La transición energética está experimentando un giro estructural en EE.UU. y lo demuestra que el país prevé para 2026 el mayor incremento anual de capacidad eléctrica limpia desde 2002, con 86 GW de nueva generación renovable; el 51% provendrá de la energía solar, mientras que el resto lo aportarán la eólica, el almacenamiento en baterías y proyectos híbridos. Este salto récord confirma un cambio de paradigma en la matriz energética, donde la combinación de renovables, innovación tecnológica e inversiones masivas redefine la producción, el almacenamiento y la distribución de la electricidad.

Cinco tendencias que definirán el sector
Uno de los motores más destacados es el boom del almacenamiento energético, que permite almacenar el exceso de energía solar y eólica durante los picos de producción, liberar electricidad en momentos de mayor demanda y estabilizar la red frente a variaciones climáticas. El auge de las baterías a escala de servicios públicos y la rápida adopción de sistemas domésticos está configurando lo que los expertos describen como “redes eléctricas inteligentes distribuidas”, capaces de gestionar la energía de manera eficiente, descentralizada y flexible.
El informe de la SEIA y Benchmark Mineral Intelligence señala que, a pesar de los avances, la industria enfrenta desafíos vinculados a la cadena de suministro, la regulación y la integración de tecnologías emergentes. Según el análisis especializado de la consultora Wood Mackenzie, cinco tendencias definirán el sector en los próximos doce meses:
– La reestructuración de la cadena global de suministro de baterías, con el dominio chino bajo presión y una transición hacia mayor producción doméstica.
– La regulación de la formación de red, que transforma los inversores de una curiosidad técnica a una exigencia regulatoria para garantizar la estabilidad de la red en escenarios de alta penetración renovable.
– El crecimiento de tecnologías de almacenamiento alternativas al litio, como los iones de sodio, baterías de flujo y hierro-aire, con acuerdos de suministro de miles de megavatios-hora que diversifican el mercado y mitigan el riesgo de escasez de litio.
– La explosión de la inteligencia artificial y los centros de datos crea una demanda sin precedentes de “velocidad de generación de energía”. Los desarrolladores están ubicando almacenamiento junto a los centros de datos para gestionar cargas masivas y evitar cuellos de botella, situando el almacenamiento como la segunda fuente de energía in situ más común después de las turbinas de gas.

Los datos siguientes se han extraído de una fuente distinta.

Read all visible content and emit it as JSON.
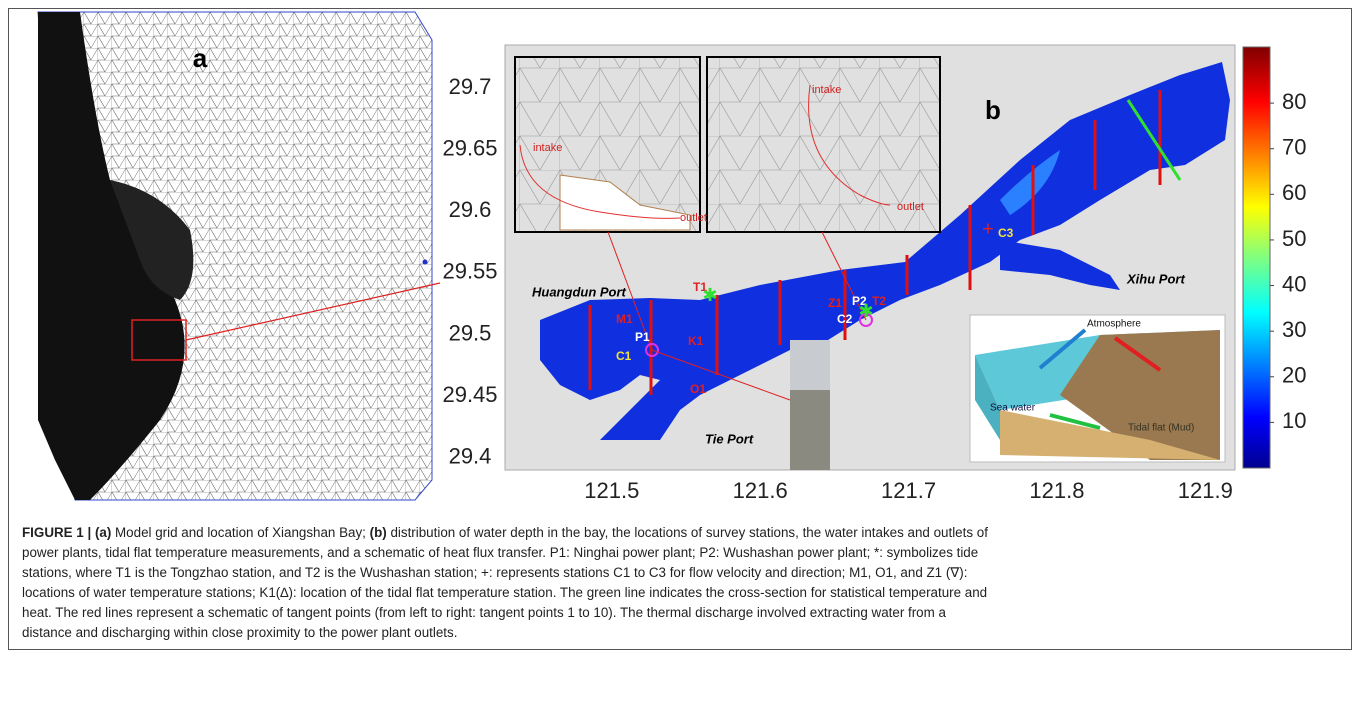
{
  "figure": {
    "panel_a": {
      "label": "a"
    },
    "panel_b": {
      "label": "b",
      "xlim": [
        121.428,
        121.92
      ],
      "ylim": [
        29.39,
        29.735
      ],
      "xticks": [
        121.5,
        121.6,
        121.7,
        121.8,
        121.9
      ],
      "yticks": [
        29.7,
        29.65,
        29.6,
        29.55,
        29.5,
        29.45,
        29.4
      ],
      "colorbar": {
        "lim": [
          0,
          92.3
        ],
        "ticks": [
          80,
          70,
          60,
          50,
          40,
          30,
          20,
          10
        ]
      },
      "places": [
        "Huangdun Port",
        "Tie Port",
        "Xihu Port"
      ],
      "stations": [
        "T1",
        "M1",
        "C1",
        "P1",
        "K1",
        "O1",
        "Z1",
        "C2",
        "P2",
        "T2",
        "C3"
      ],
      "inset_left": {
        "intake": "intake",
        "outlet": "outlet"
      },
      "inset_right": {
        "intake": "intake",
        "outlet": "outlet"
      },
      "schematic": {
        "atmosphere": "Atmosphere",
        "sea": "Sea water",
        "flat": "Tidal flat (Mud)"
      }
    },
    "caption": {
      "lines": [
        [
          {
            "text": "FIGURE 1 | (a)",
            "bold": true
          },
          {
            "text": " Model grid and location of Xiangshan Bay; "
          },
          {
            "text": "(b)",
            "bold": true
          },
          {
            "text": " distribution of water depth in the bay, the locations of survey stations, the water intakes and outlets of"
          }
        ],
        [
          {
            "text": "power plants, tidal flat temperature measurements, and a schematic of heat flux transfer. P1: Ninghai power plant; P2: Wushashan power plant; *: symbolizes tide"
          }
        ],
        [
          {
            "text": "stations, where T1 is the Tongzhao station, and T2 is the Wushashan station; +: represents stations C1 to C3 for flow velocity and direction; M1, O1, and Z1 (∇):"
          }
        ],
        [
          {
            "text": "locations of water temperature stations; K1(∆): location of the tidal flat temperature station. The green line indicates the cross-section for statistical temperature and"
          }
        ],
        [
          {
            "text": "heat. The red lines represent a schematic of tangent points (from left to right: tangent points 1 to 10). The thermal discharge involved extracting water from a"
          }
        ],
        [
          {
            "text": "distance and discharging within close proximity to the power plant outlets."
          }
        ]
      ]
    }
  }
}
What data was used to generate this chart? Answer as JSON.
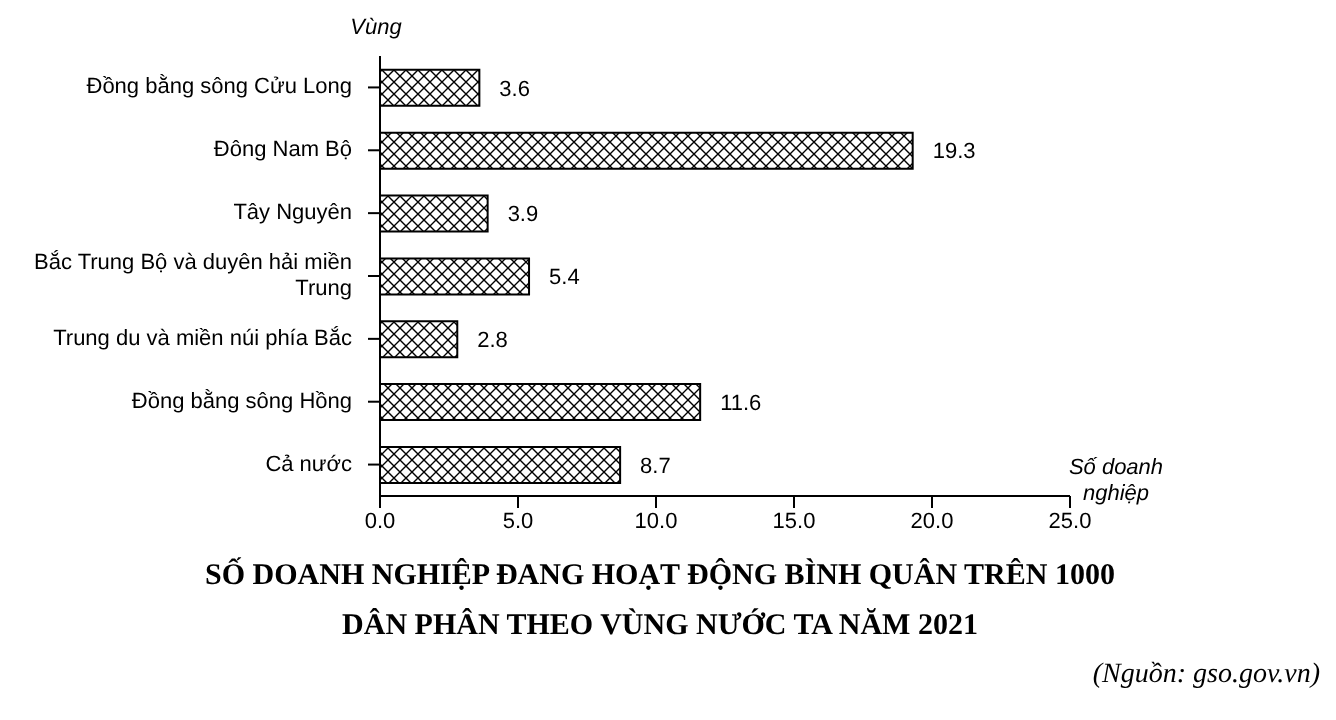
{
  "chart_data": {
    "type": "bar",
    "orientation": "horizontal",
    "title": "SỐ DOANH NGHIỆP ĐANG HOẠT ĐỘNG BÌNH QUÂN TRÊN 1000 DÂN PHÂN THEO VÙNG NƯỚC TA NĂM 2021",
    "ylabel": "Vùng",
    "xlabel": "Số doanh nghiệp",
    "annotations": [
      "(Nguồn: gso.gov.vn)"
    ],
    "categories": [
      "Đồng bằng sông Cửu Long",
      "Đông Nam Bộ",
      "Tây Nguyên",
      "Bắc Trung Bộ và duyên hải miền Trung",
      "Trung du và miền núi phía Bắc",
      "Đồng bằng sông Hồng",
      "Cả nước"
    ],
    "values": [
      3.6,
      19.3,
      3.9,
      5.4,
      2.8,
      11.6,
      8.7
    ],
    "color": "#000000",
    "data_labels": true,
    "xlim": [
      0,
      25
    ],
    "xticks": [
      {
        "value": 0,
        "label": "0.0"
      },
      {
        "value": 5,
        "label": "5.0"
      },
      {
        "value": 10,
        "label": "10.0"
      },
      {
        "value": 15,
        "label": "15.0"
      },
      {
        "value": 20,
        "label": "20.0"
      },
      {
        "value": 25,
        "label": "25.0"
      }
    ]
  }
}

– La expansión global de sistemas híbridos, en los que la energía solar se combina con baterías, está desplazando a los proyectos solares independientes en mercados saturados como Australia, India y Europa. Los precios de captura de la energía solar han caído tanto que los desarrolladores añaden almacenamiento para desplazar la generación a los picos nocturnos, un modelo que los Estados Unidos lideró y ahora se expande rápidamente a otros mercados.
En el plano industrial, el almacenamiento de energía ya se consolidó como un pilar estratégico. El informe consignó que los fabricantes de celdas de batería en 2025 reorientaron su producción desde vehículos eléctricos hacia sistemas estacionarios, logrando una producción de celdas de iones de litio para almacenamiento que superó los 21 GWh, suficiente para abastecer de energía a una ciudad como Houston durante toda una noche. Las plantas estadounidenses ahora cuentan con la capacidad de producir casi 70 GWh anuales de sistemas de almacenamiento, lo que implica una infraestructura en constante expansión.